Nvidia et Deutsche Telekom nouent une alliance d’IA de 1,17 milliard de dollars

  • D’ici le début de 2026, le projet augmentera la puissance de calcul de l’IA en Allemagne de 50 %.
  • Cette initiative s’inscrit dans le cadre du plan de 215 milliards d’euros de l’UE visant à accroître les capacités en matière d’IA.
  • Les dirigeants de SAP et de Deutsche Bank ont assisté à l’événement d’annonce à Berlin.

L’Allemagne a franchi une étape déterminante dans son évolution numérique grâce à un partenariat de 1 milliard d’euros (1,17 milliard de dollars) entre Deutsche Telekom et Nvidia pour créer un cloud d’IA industrielle près de Munich.

Le projet, dont la mise en service est prévue pour le début de l’année 2026, augmentera de 50 % la puissance de calcul de l’IA en Allemagne.

En utilisant 10 000 GPU Nvidia, il vise à fournir aux entreprises européennes une plate-forme sécurisée et locale pour former des modèles d’IA complexes, marquant ainsi un changement vers l’autonomie numérique à travers le continent.

Renforcer les fondements de l’IA en Europe

Le cloud industriel sera basé dans un centre de données rénové à l’extérieur de Munich et servira d’épine dorsale pour l’infrastructure d’IA de l’Europe.

Deutsche Telekom supervisera les opérations du réseau, tandis que Nvidia fournira ses processeurs de pointe pour exécuter des applications industrielles et d’entreprise exigeantes.

L’objectif du projet est de réduire la dépendance vis-à-vis des fournisseurs de cloud étrangers et de renforcer la capacité de l’Europe à gérer en toute sécurité des charges de travail d’IA à grande échelle à l’intérieur de ses frontières.

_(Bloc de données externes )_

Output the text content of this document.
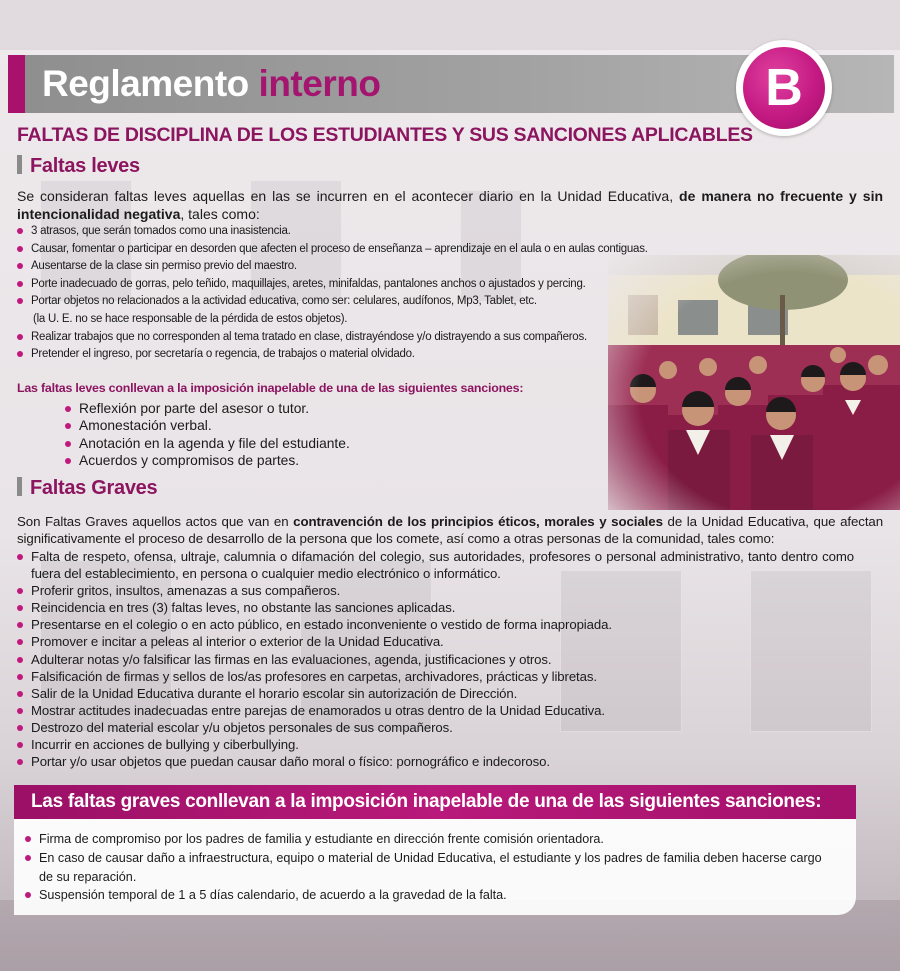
Reglamento interno	B
FALTAS DE DISCIPLINA DE LOS ESTUDIANTES Y SUS SANCIONES APLICABLES
Faltas leves
Se consideran faltas leves aquellas en las se incurren en el acontecer diario en la Unidad Educativa, de manera no frecuente y sin intencionalidad negativa, tales como:
3 atrasos, que serán tomados como una inasistencia.
Causar, fomentar o participar en desorden que afecten el proceso de enseñanza – aprendizaje en el aula o en aulas contiguas.
Ausentarse de la clase sin permiso previo del maestro.
Porte inadecuado de gorras, pelo teñido, maquillajes, aretes, minifaldas, pantalones anchos o ajustados y percing.
Portar objetos no relacionados a la actividad educativa, como ser: celulares, audífonos, Mp3, Tablet, etc.
(la U. E. no se hace responsable de la pérdida de estos objetos).
Realizar trabajos que no corresponden al tema tratado en clase, distrayéndose y/o distrayendo a sus compañeros.
Pretender el ingreso, por secretaría o regencia, de trabajos o material olvidado.
Las faltas leves conllevan a la imposición inapelable de una de las siguientes sanciones:
Reflexión por parte del asesor o tutor.
Amonestación verbal.
Anotación en la agenda y file del estudiante.
Acuerdos y compromisos de partes.
Faltas Graves
Son Faltas Graves aquellos actos que van en contravención de los principios éticos, morales y sociales de la Unidad Educativa, que afectan significativamente el proceso de desarrollo de la persona que los comete, así como a otras personas de la comunidad, tales como:
Falta de respeto, ofensa, ultraje, calumnia o difamación del colegio, sus autoridades, profesores o personal administrativo, tanto dentro como fuera del establecimiento, en persona o cualquier medio electrónico o informático.
Proferir gritos, insultos, amenazas a sus compañeros.
Reincidencia en tres (3) faltas leves, no obstante las sanciones aplicadas.
Presentarse en el colegio o en acto público, en estado inconveniente o vestido de forma inapropiada.
Promover e incitar a peleas al interior o exterior de la Unidad Educativa.
Adulterar notas y/o falsificar las firmas en las evaluaciones, agenda, justificaciones y otros.
Falsificación de firmas y sellos de los/as profesores en carpetas, archivadores, prácticas y libretas.
Salir de la Unidad Educativa durante el horario escolar sin autorización de Dirección.
Mostrar actitudes inadecuadas entre parejas de enamorados u otras dentro de la Unidad Educativa.
Destrozo del material escolar y/u objetos personales de sus compañeros.
Incurrir en acciones de bullying y ciberbullying.
Portar y/o usar objetos que puedan causar daño moral o físico: pornográfico e indecoroso.
Las faltas graves conllevan a la imposición inapelable de una de las siguientes sanciones:
Firma de compromiso por los padres de familia y estudiante en dirección frente comisión orientadora.
En caso de causar daño a infraestructura, equipo o material de Unidad Educativa, el estudiante y los padres de familia deben hacerse cargo de su reparación.
Suspensión temporal de 1 a 5 días calendario, de acuerdo a la gravedad de la falta.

L’événement de lancement à Berlin a réuni Jensen Huang, PDG de Nvidia, et Tim Höttges, PDG de Deutsche Telekom, ainsi que des cadres supérieurs de SAP et de Deutsche Bank.

Leur participation s’inscrit dans le cadre d’un effort national coordonné visant à regrouper les télécommunications, la finance et la technologie d’entreprise dans un seul cadre d’IA.

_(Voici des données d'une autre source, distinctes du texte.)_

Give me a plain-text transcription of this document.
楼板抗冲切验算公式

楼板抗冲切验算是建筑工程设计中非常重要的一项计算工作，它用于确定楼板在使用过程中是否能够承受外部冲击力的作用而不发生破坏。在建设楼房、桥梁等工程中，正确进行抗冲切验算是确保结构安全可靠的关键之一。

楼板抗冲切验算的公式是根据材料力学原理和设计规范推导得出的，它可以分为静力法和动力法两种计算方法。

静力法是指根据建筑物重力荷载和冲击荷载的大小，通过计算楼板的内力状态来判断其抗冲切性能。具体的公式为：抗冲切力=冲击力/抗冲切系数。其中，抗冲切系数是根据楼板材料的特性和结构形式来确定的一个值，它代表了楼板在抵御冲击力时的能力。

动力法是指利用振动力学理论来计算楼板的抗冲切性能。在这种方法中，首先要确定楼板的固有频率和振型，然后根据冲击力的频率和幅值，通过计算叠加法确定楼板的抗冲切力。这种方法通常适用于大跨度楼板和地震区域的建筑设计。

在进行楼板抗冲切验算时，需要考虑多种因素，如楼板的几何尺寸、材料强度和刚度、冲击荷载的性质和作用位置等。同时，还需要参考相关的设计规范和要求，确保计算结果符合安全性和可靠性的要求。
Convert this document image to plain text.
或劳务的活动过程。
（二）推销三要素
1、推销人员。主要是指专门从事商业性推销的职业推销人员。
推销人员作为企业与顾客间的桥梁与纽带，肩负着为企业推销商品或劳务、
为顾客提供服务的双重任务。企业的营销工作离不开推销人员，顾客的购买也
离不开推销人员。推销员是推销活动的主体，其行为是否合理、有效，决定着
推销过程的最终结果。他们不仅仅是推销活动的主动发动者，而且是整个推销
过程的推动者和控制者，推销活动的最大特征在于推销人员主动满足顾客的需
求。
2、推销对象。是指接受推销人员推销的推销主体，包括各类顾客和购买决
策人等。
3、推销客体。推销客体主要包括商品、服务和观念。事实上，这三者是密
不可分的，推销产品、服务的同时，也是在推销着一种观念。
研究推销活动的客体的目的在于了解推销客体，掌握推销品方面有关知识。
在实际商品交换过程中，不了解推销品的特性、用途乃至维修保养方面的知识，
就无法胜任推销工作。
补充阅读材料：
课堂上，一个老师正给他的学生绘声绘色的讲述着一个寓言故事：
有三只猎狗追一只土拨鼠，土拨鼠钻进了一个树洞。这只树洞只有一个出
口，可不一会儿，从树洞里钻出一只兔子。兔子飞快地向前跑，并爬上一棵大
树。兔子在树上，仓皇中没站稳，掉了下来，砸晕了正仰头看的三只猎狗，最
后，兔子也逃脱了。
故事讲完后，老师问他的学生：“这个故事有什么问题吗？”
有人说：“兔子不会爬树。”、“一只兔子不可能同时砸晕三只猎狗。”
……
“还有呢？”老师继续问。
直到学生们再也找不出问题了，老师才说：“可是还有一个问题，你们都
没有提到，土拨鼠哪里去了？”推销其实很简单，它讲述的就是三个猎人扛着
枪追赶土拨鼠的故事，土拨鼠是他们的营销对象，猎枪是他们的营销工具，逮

SAP intégrera sa plateforme technologique d’entreprise pour automatiser les systèmes d’entreprise et permettre l’adoption à grande échelle des outils d’IA.

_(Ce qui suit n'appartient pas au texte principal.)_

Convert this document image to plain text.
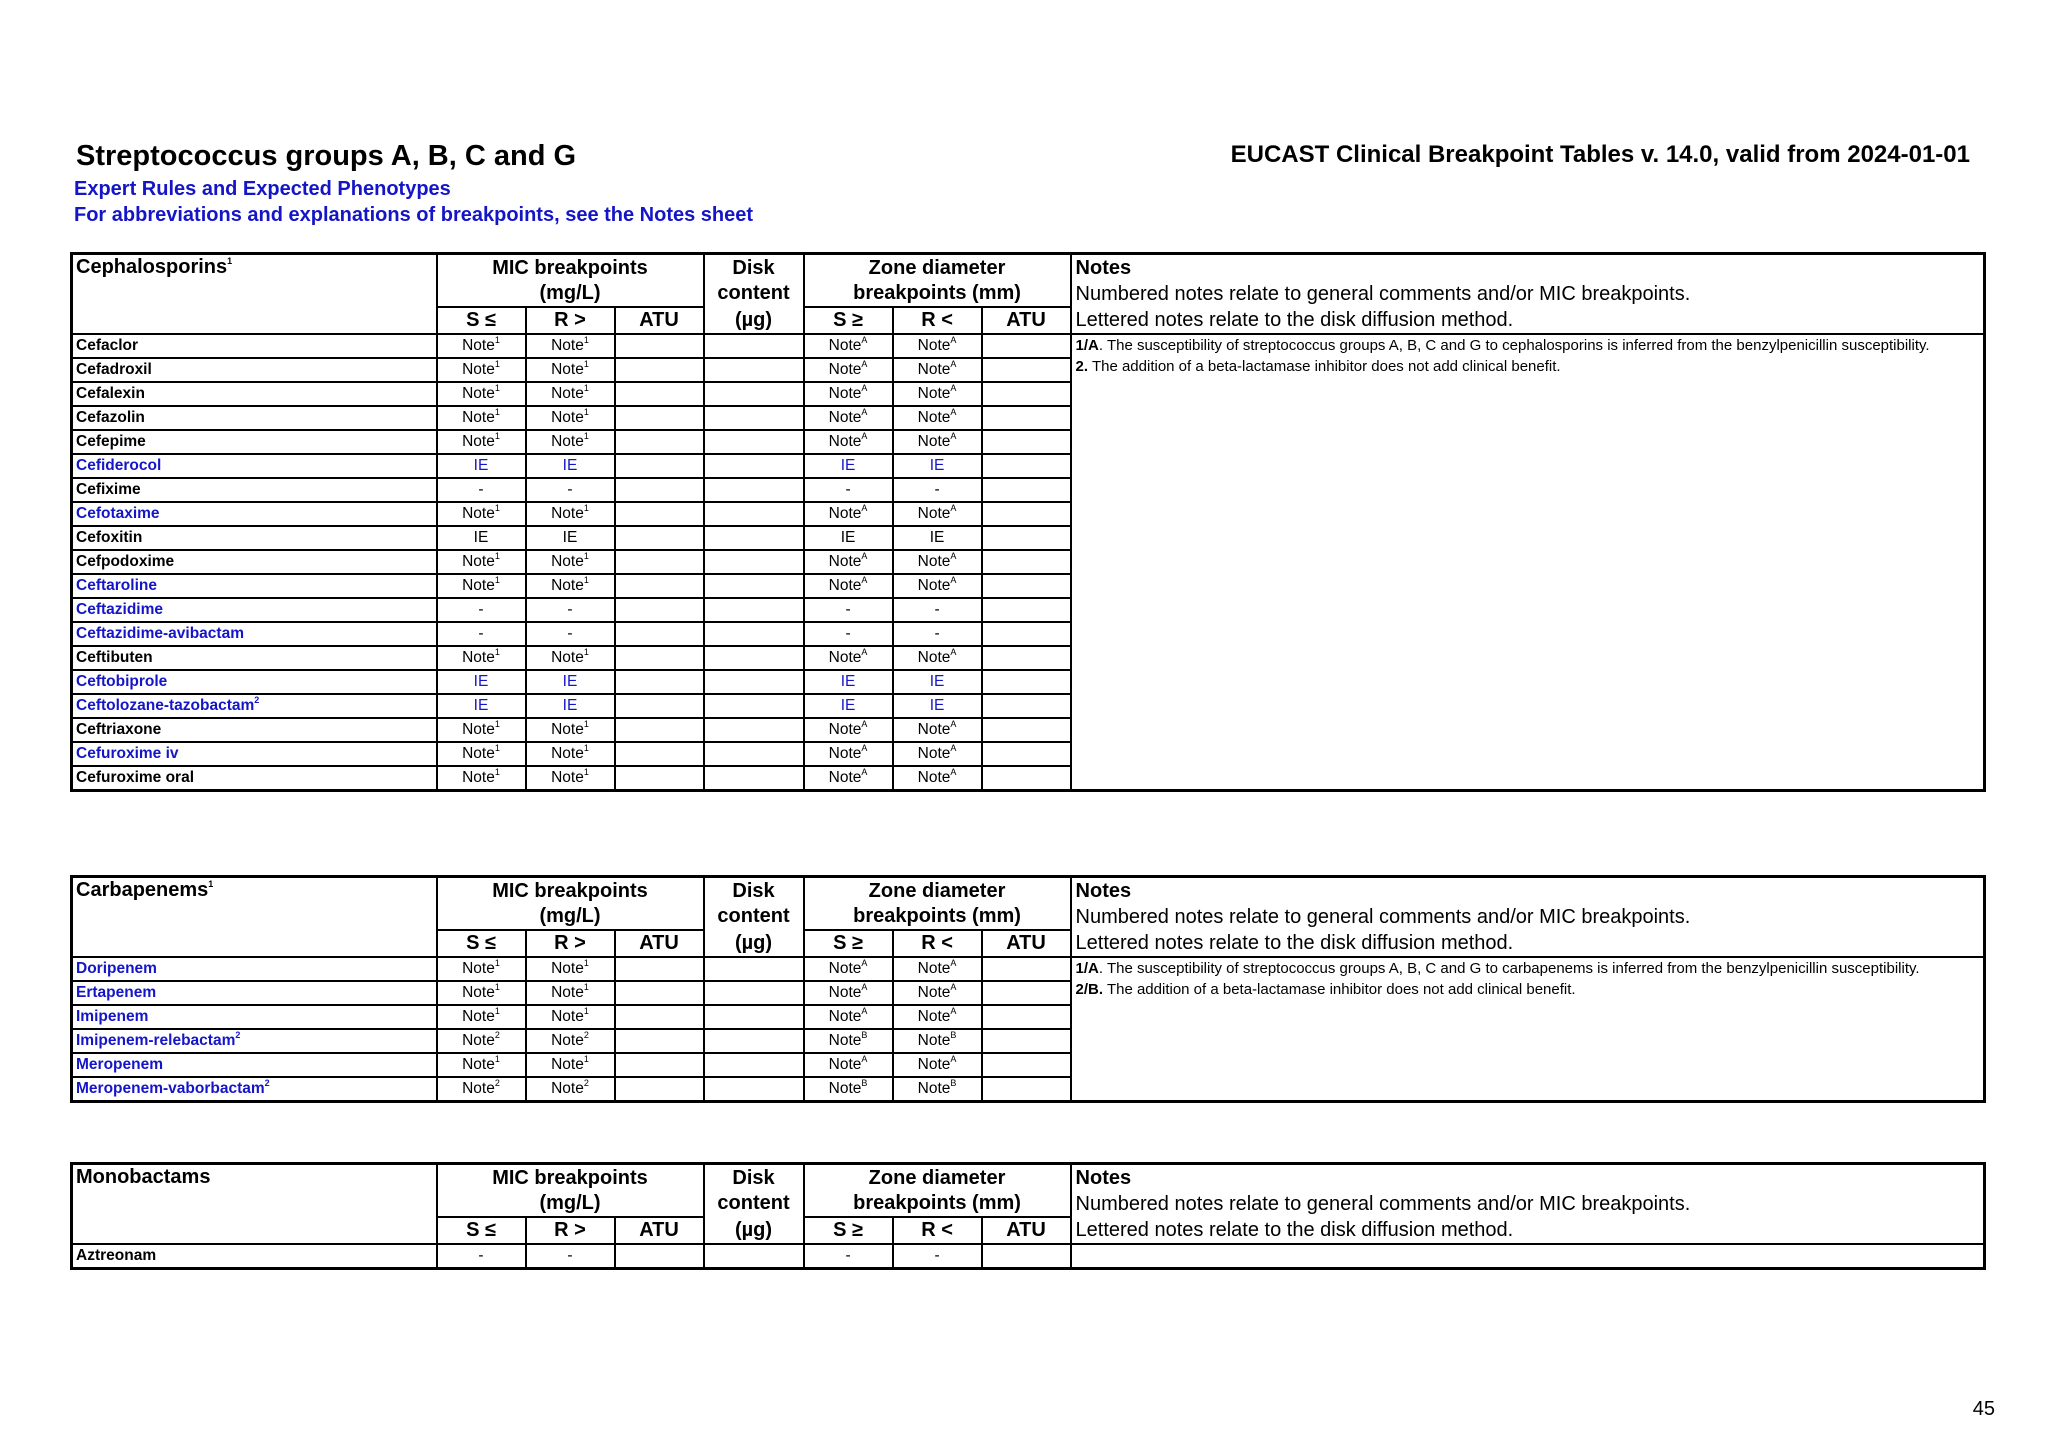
Streptococcus groups A, B, C and G
Expert Rules and Expected Phenotypes
For abbreviations and explanations of breakpoints, see the Notes sheet
EUCAST Clinical Breakpoint Tables v. 14.0, valid from 2024-01-01
Cephalosporins$^1$	MIC breakpoints			Disk	Zone diameter			Notes
Numbered notes relate to general comments and/or MIC breakpoints.
Lettered notes relate to the disk diffusion method.

	(mg/L)			content	breakpoints (mm)			
	S ≤	R >	ATU	(µg)	S ≥	R <	ATU	
Cefaclor	Note$^1$	Note$^1$			Note$^A$	Note$^A$		1/A. The susceptibility of streptococcus groups A, B, C and G to cephalosporins is inferred from the benzylpenicillin susceptibility.

2. The addition of a beta-lactamase inhibitor does not add clinical benefit.

Cefadroxil	Note$^1$	Note$^1$			Note$^A$	Note$^A$	
Cefalexin	Note$^1$	Note$^1$			Note$^A$	Note$^A$	
Cefazolin	Note$^1$	Note$^1$			Note$^A$	Note$^A$	
Cefepime	Note$^1$	Note$^1$			Note$^A$	Note$^A$	
Cefiderocol	IE	IE			IE	IE		
Cefixime	-	-			-	-		
Cefotaxime	Note$^1$	Note$^1$			Note$^A$	Note$^A$	
Cefoxitin	IE	IE			IE	IE		
Cefpodoxime	Note$^1$	Note$^1$			Note$^A$	Note$^A$	
Ceftaroline	Note$^1$	Note$^1$			Note$^A$	Note$^A$	
Ceftazidime	-	-			-	-		
Ceftazidime-avibactam	-	-			-	-		
Ceftibuten	Note$^1$	Note$^1$			Note$^A$	Note$^A$	
Ceftobiprole	IE	IE			IE	IE		
Ceftolozane-tazobactam$^2$	IE	IE			IE	IE		
Ceftriaxone	Note$^1$	Note$^1$			Note$^A$	Note$^A$	
Cefuroxime iv	Note$^1$	Note$^1$			Note$^A$	Note$^A$	
Cefuroxime oral	Note$^1$	Note$^1$			Note$^A$	Note$^A$	
Carbapenems$^1$	MIC breakpoints			Disk	Zone diameter			Notes
Numbered notes relate to general comments and/or MIC breakpoints.
Lettered notes relate to the disk diffusion method.

	(mg/L)			content	breakpoints (mm)			
	S ≤	R >	ATU	(µg)	S ≥	R <	ATU	
Doripenem	Note$^1$	Note$^1$			Note$^A$	Note$^A$		1/A. The susceptibility of streptococcus groups A, B, C and G to carbapenems is inferred from the benzylpenicillin susceptibility.

2/B. The addition of a beta-lactamase inhibitor does not add clinical benefit.

Ertapenem	Note$^1$	Note$^1$			Note$^A$	Note$^A$	
Imipenem	Note$^1$	Note$^1$			Note$^A$	Note$^A$	
Imipenem-relebactam$^2$	Note$^2$	Note$^2$			Note$^B$	Note$^B$	
Meropenem	Note$^1$	Note$^1$			Note$^A$	Note$^A$	
Meropenem-vaborbactam$^2$	Note$^2$	Note$^2$			Note$^B$	Note$^B$	
Monobactams	MIC breakpoints			Disk	Zone diameter			Notes
Numbered notes relate to general comments and/or MIC breakpoints.
Lettered notes relate to the disk diffusion method.

	(mg/L)			content	breakpoints (mm)			
	S ≤	R >	ATU	(µg)	S ≥	R <	ATU	
Aztreonam	-	-			-	-		
45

Contribution de l’Allemagne au plan de l’UE pour l’IA de 215 milliards d’euros

Ce développement s’inscrit dans le cadre de la stratégie plus large de 215 milliards d’euros de l’Union européenne visant à étendre la capacité d’IA et à tripler la puissance de calcul dans l’ensemble de l’Union.

Le plan de l’UE progresse lentement, alourdi par les revues de financement et les approbations réglementaires, mais le projet allemand représente l’une de ses premières grandes étapes opérationnelles.

Bien que plus petit que la future installation au Texas de SoftBank, Oracle et OpenAI, qui hébergera environ 500 000 GPU, le projet de Munich a un poids stratégique.

Il reflète l’intention de l’Europe de garder le contrôle de son infrastructure numérique et d’assurer le respect des normes strictes de gouvernance des données de la région.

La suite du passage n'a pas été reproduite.